U.S. farm bankruptcies have already exceeded 2024 totals in just the first quarter of 2025, signaling a return to the financial pressures that plagued the agricultural sector before the pandemic, according to University of Arkansas experts.
With 259 Chapter 12 bankruptcy filings nationwide through March, farmers are facing challenges reminiscent of the difficult period in 2018-2019, said Ryan Loy, extension economist for the University of Arkansas System Division of Agriculture.
"We've already beat last year in terms of national filings," Loy said. "It's a clear sign that financial pressures that we saw before in the 2018 and '19 are kind of re-emerging."
Arkansas has been particularly hard hit, accounting for 26.8% of all filings in the 8th U.S. District Court this year. More than 60 farm auctions have been held in the state since December.

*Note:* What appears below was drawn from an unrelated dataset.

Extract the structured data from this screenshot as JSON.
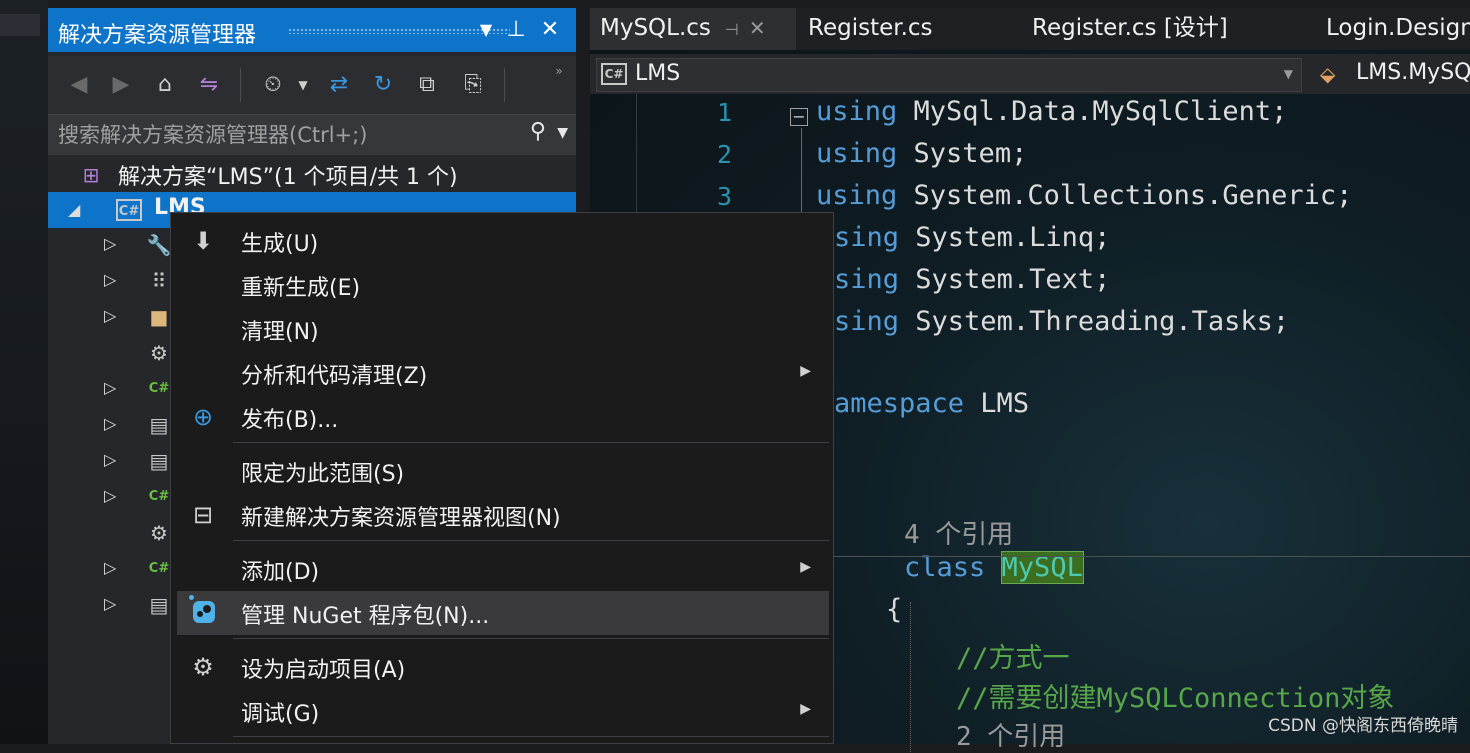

Chapter 12 bankruptcy, designed specifically for farmers and family fishermen during the 1986 farm crisis, allows agricultural operations to reorganize and repay all or part of their debts rather than liquidating assets under Chapter 7.
Scott Stiles, extension economics program associate, attributes the increase to multiple factors.
"Commodity prices are back at levels where they were in the 2018-2019 era," Stiles said, noting that input costs for seed, fertilizer, pest management and diesel remain stubbornly high.
Weather challenges and trade environment concerns have compounded the problem, leading farmers to defer major investments. Tractor sales have fallen 13% year over year, while combine sales have plummeted 48%.
The impacts extend beyond farms to entire rural communities.
"Your input suppliers, your equipment dealers, anybody who provides a service to farmers is impacted by this, too," Stiles said.
"If the farmers are hurting, those communities are going to hurt too," added Loy.
The current pace suggests 2025 could approach or exceed the decade-high 599 Chapter 12 filings recorded in 2019.